The Australian continent tilts and shifts in a coherent gyrating motion as a result of seasonal weather patterns across the globe, a world-first discovery from the University of Newcastle (UON) has shown.
Professor Shin-Chan Han is a geodesist with NASA and academic in UON’s School of Engineering.
He has used a combination of GPS data along with data from the Gravity Recovery and Climate Experiment (GRACE) satellites, both of which measure ground deformation, to discover a ‘seasonal gyration’.
“The new research shows Australia sinks and rises between 3mm and 5mm in response to the mass change across the globe, as well as shifting northwest 1mm during the southern hemisphere’s summer and moving back during the winter,” Professor Han said.
“It’s an exciting development in that we now know we can use these forms of surveillance to track the slightest of movements, which are vital in the long-term planning for our response to climate change.”
Seasonal mass change is influenced by many factors, including atmospheric pressure, ocean mass, ground water storage and the ice/snow cycle.

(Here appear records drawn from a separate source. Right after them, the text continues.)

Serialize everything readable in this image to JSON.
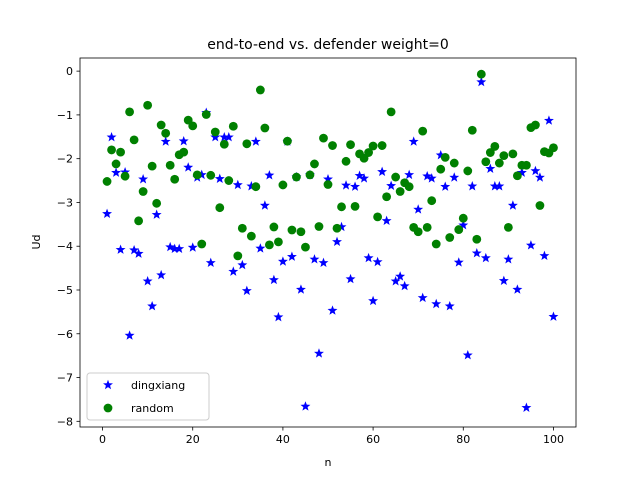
{
  "chart_data": {
    "type": "scatter",
    "title": "end-to-end vs. defender weight=0",
    "xlabel": "n",
    "ylabel": "Ud",
    "xlim": [
      -5,
      105
    ],
    "ylim": [
      -8.13,
      0.3
    ],
    "xticks": [
      "0",
      "20",
      "40",
      "60",
      "80",
      "100"
    ],
    "yticks": [
      "0",
      "−1",
      "−2",
      "−3",
      "−4",
      "−5",
      "−6",
      "−7",
      "−8"
    ],
    "legend_position": "lower-left",
    "series": [
      {
        "name": "dingxiang",
        "marker": "star",
        "color": "#0000ff",
        "x": [
          1,
          2,
          3,
          4,
          5,
          6,
          7,
          8,
          9,
          10,
          11,
          12,
          13,
          14,
          15,
          16,
          17,
          18,
          19,
          20,
          21,
          22,
          23,
          24,
          25,
          26,
          27,
          28,
          29,
          30,
          31,
          32,
          33,
          34,
          35,
          36,
          37,
          38,
          39,
          40,
          41,
          42,
          43,
          44,
          45,
          46,
          47,
          48,
          49,
          50,
          51,
          52,
          53,
          54,
          55,
          56,
          57,
          58,
          59,
          60,
          61,
          62,
          63,
          64,
          65,
          66,
          67,
          68,
          69,
          70,
          71,
          72,
          73,
          74,
          75,
          76,
          77,
          78,
          79,
          80,
          81,
          82,
          83,
          84,
          85,
          86,
          87,
          88,
          89,
          90,
          91,
          92,
          93,
          94,
          95,
          96,
          97,
          98,
          99,
          100
        ],
        "y": [
          -3.26,
          -1.51,
          -2.32,
          -4.08,
          -2.31,
          -6.04,
          -4.09,
          -4.17,
          -2.47,
          -4.8,
          -5.37,
          -3.28,
          -4.66,
          -1.61,
          -4.02,
          -4.06,
          -4.06,
          -1.6,
          -2.2,
          -4.03,
          -2.43,
          -2.37,
          -0.95,
          -4.38,
          -1.51,
          -2.46,
          -1.51,
          -1.51,
          -4.58,
          -2.6,
          -4.43,
          -5.02,
          -2.63,
          -1.61,
          -4.05,
          -3.07,
          -2.38,
          -4.77,
          -5.62,
          -4.35,
          -1.61,
          -4.24,
          -2.42,
          -4.99,
          -7.66,
          -2.37,
          -4.3,
          -6.45,
          -4.38,
          -2.47,
          -5.47,
          -3.9,
          -3.56,
          -2.61,
          -4.75,
          -2.64,
          -2.39,
          -2.45,
          -4.27,
          -5.25,
          -4.36,
          -2.3,
          -3.42,
          -2.62,
          -4.8,
          -4.69,
          -4.91,
          -2.37,
          -1.61,
          -3.16,
          -5.18,
          -2.4,
          -2.45,
          -5.32,
          -1.92,
          -2.64,
          -5.37,
          -2.43,
          -4.37,
          -3.52,
          -6.49,
          -2.63,
          -4.16,
          -0.25,
          -4.27,
          -2.23,
          -2.63,
          -2.63,
          -4.79,
          -4.3,
          -3.07,
          -4.99,
          -2.32,
          -7.69,
          -3.98,
          -2.28,
          -2.43,
          -4.22,
          -1.13,
          -5.61
        ]
      },
      {
        "name": "random",
        "marker": "circle",
        "color": "#008000",
        "x": [
          1,
          2,
          3,
          4,
          5,
          6,
          7,
          8,
          9,
          10,
          11,
          12,
          13,
          14,
          15,
          16,
          17,
          18,
          19,
          20,
          21,
          22,
          23,
          24,
          25,
          26,
          27,
          28,
          29,
          30,
          31,
          32,
          33,
          34,
          35,
          36,
          37,
          38,
          39,
          40,
          41,
          42,
          43,
          44,
          45,
          46,
          47,
          48,
          49,
          50,
          51,
          52,
          53,
          54,
          55,
          56,
          57,
          58,
          59,
          60,
          61,
          62,
          63,
          64,
          65,
          66,
          67,
          68,
          69,
          70,
          71,
          72,
          73,
          74,
          75,
          76,
          77,
          78,
          79,
          80,
          81,
          82,
          83,
          84,
          85,
          86,
          87,
          88,
          89,
          90,
          91,
          92,
          93,
          94,
          95,
          96,
          97,
          98,
          99,
          100
        ],
        "y": [
          -2.52,
          -1.8,
          -2.12,
          -1.85,
          -2.4,
          -0.93,
          -1.57,
          -3.42,
          -2.75,
          -0.78,
          -2.17,
          -3.02,
          -1.23,
          -1.42,
          -2.15,
          -2.47,
          -1.91,
          -1.85,
          -1.12,
          -1.25,
          -2.37,
          -3.95,
          -0.99,
          -2.38,
          -1.39,
          -3.12,
          -1.67,
          -2.5,
          -1.26,
          -4.22,
          -3.59,
          -1.66,
          -3.77,
          -2.64,
          -0.43,
          -1.3,
          -3.97,
          -3.56,
          -3.9,
          -2.6,
          -1.6,
          -3.63,
          -2.42,
          -3.67,
          -4.02,
          -2.37,
          -2.12,
          -3.55,
          -1.53,
          -2.59,
          -1.7,
          -3.59,
          -3.1,
          -2.06,
          -1.68,
          -3.09,
          -1.89,
          -1.99,
          -1.86,
          -1.71,
          -3.33,
          -1.7,
          -2.87,
          -0.93,
          -2.42,
          -2.75,
          -2.55,
          -2.64,
          -3.57,
          -3.67,
          -1.37,
          -3.57,
          -2.96,
          -3.95,
          -2.24,
          -1.97,
          -3.8,
          -2.1,
          -3.62,
          -3.36,
          -2.28,
          -1.35,
          -3.84,
          -0.07,
          -2.07,
          -1.86,
          -1.72,
          -2.1,
          -1.93,
          -3.57,
          -1.89,
          -2.39,
          -2.15,
          -2.15,
          -1.29,
          -1.23,
          -3.07,
          -1.84,
          -1.87,
          -1.75
        ]
      }
    ]
  }
}
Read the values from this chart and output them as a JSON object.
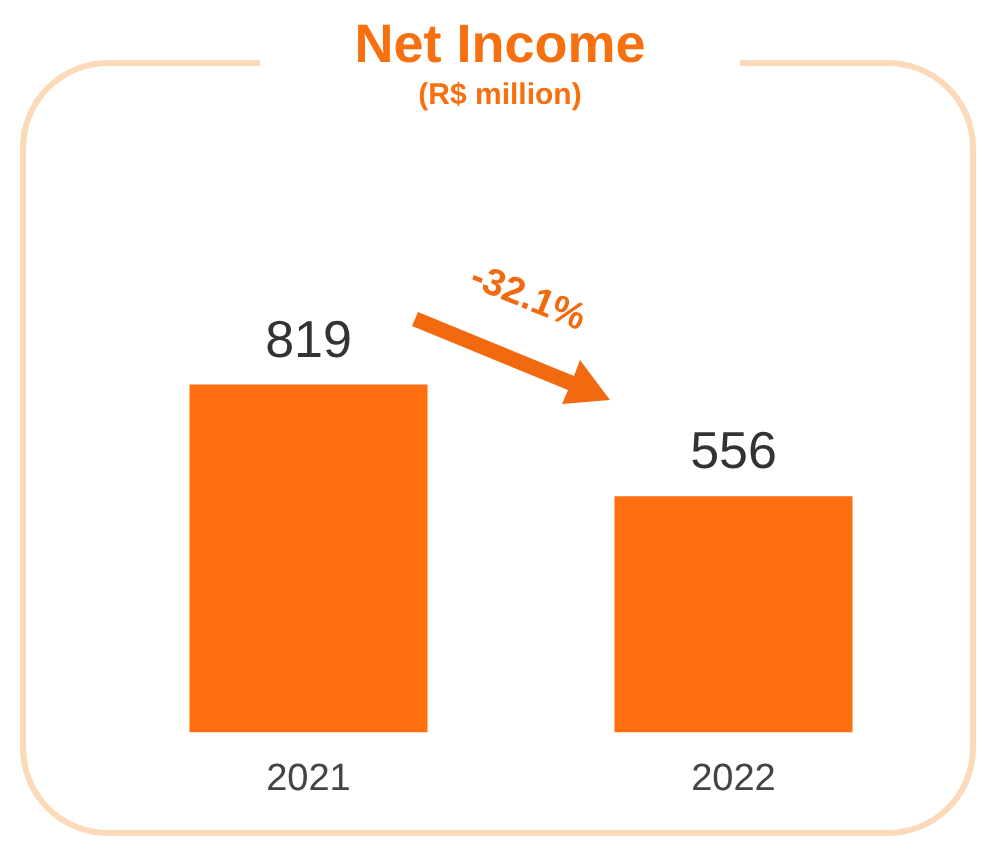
{
  "chart_data": {
    "type": "bar",
    "title": "Net Income",
    "subtitle": "(R$ million)",
    "categories": [
      "2021",
      "2022"
    ],
    "values": [
      819,
      556
    ],
    "color": "#ff6f0f",
    "data_labels": true,
    "annotations": [
      "-32.1%"
    ]
  }
}
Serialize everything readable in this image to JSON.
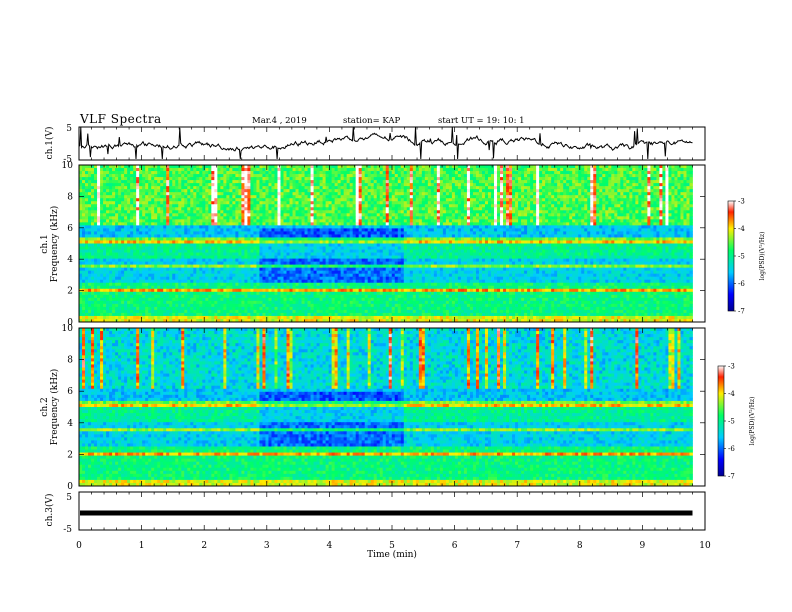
{
  "header": {
    "title": "VLF Spectra",
    "date": "Mar.4 , 2019",
    "station": "station= KAP",
    "start": "start UT = 19: 10: 1"
  },
  "chart_data": [
    {
      "type": "line",
      "name": "ch1-waveform",
      "ylabel": "ch.1(V)",
      "ylim": [
        -5,
        5
      ],
      "yticks": [
        "5",
        "-5"
      ],
      "xlim": [
        0,
        10
      ]
    },
    {
      "type": "heatmap",
      "name": "ch1-spectrogram",
      "ylabel": "ch.1",
      "ylabel2": "Frequency (kHz)",
      "ylim": [
        0,
        10
      ],
      "yticks": [
        "0",
        "2",
        "4",
        "6",
        "8",
        "10"
      ],
      "xlim": [
        0,
        10
      ],
      "colorbar": {
        "label": "log(PSD)(V²/Hz)",
        "ticks": [
          "-3",
          "-4",
          "-5",
          "-6",
          "-7"
        ],
        "range": [
          -7,
          -3
        ]
      }
    },
    {
      "type": "heatmap",
      "name": "ch2-spectrogram",
      "ylabel": "ch.2",
      "ylabel2": "Frequency (kHz)",
      "ylim": [
        0,
        10
      ],
      "yticks": [
        "0",
        "2",
        "4",
        "6",
        "8",
        "10"
      ],
      "xlim": [
        0,
        10
      ],
      "colorbar": {
        "label": "log(PSD)(V²/Hz)",
        "ticks": [
          "-3",
          "-4",
          "-5",
          "-6",
          "-7"
        ],
        "range": [
          -7,
          -3
        ]
      }
    },
    {
      "type": "line",
      "name": "ch3-waveform",
      "ylabel": "ch.3(V)",
      "ylim": [
        -5,
        5
      ],
      "yticks": [
        "5",
        "-5"
      ],
      "xlim": [
        0,
        10
      ],
      "constant_value": -0.6
    }
  ],
  "x_axis": {
    "label": "Time (min)",
    "ticks": [
      "0",
      "1",
      "2",
      "3",
      "4",
      "5",
      "6",
      "7",
      "8",
      "9",
      "10"
    ],
    "range": [
      0,
      10
    ]
  }
}
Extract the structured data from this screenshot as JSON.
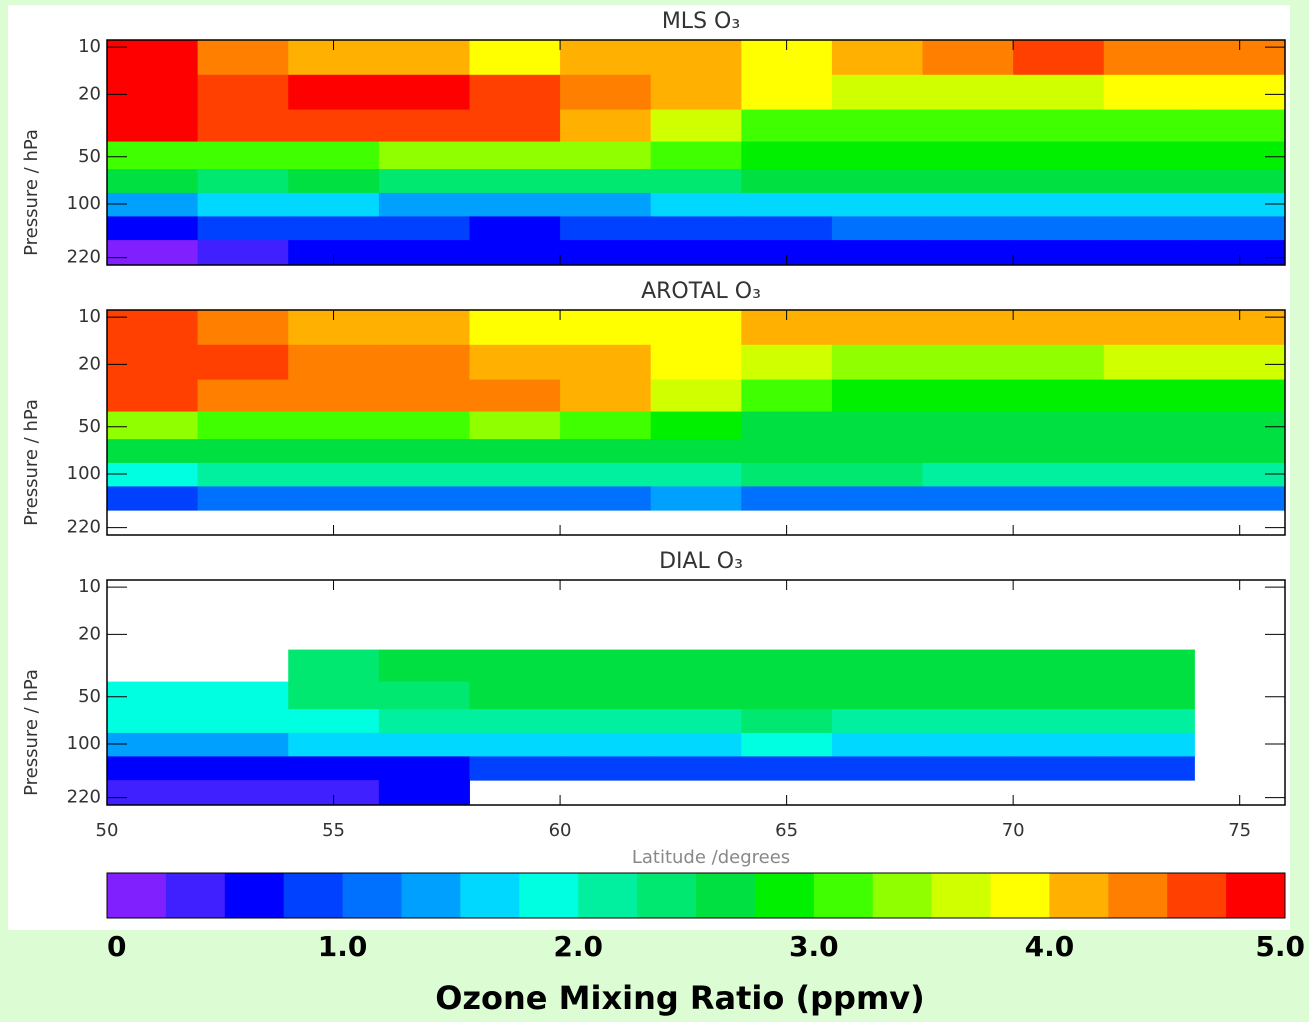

When the southern hemisphere is experiencing summer, there is more mass in Europe owing to increased rainfall, snow and water distribution.
When the season changes and there is a shift in mass as a result of evaporation, Australia responds by tilting toward the heavier area.
“This tilt, combined with the natural continental drift the country experiences throughout the year, results in an elliptical movement or ‘gyration’,” Professor Han said.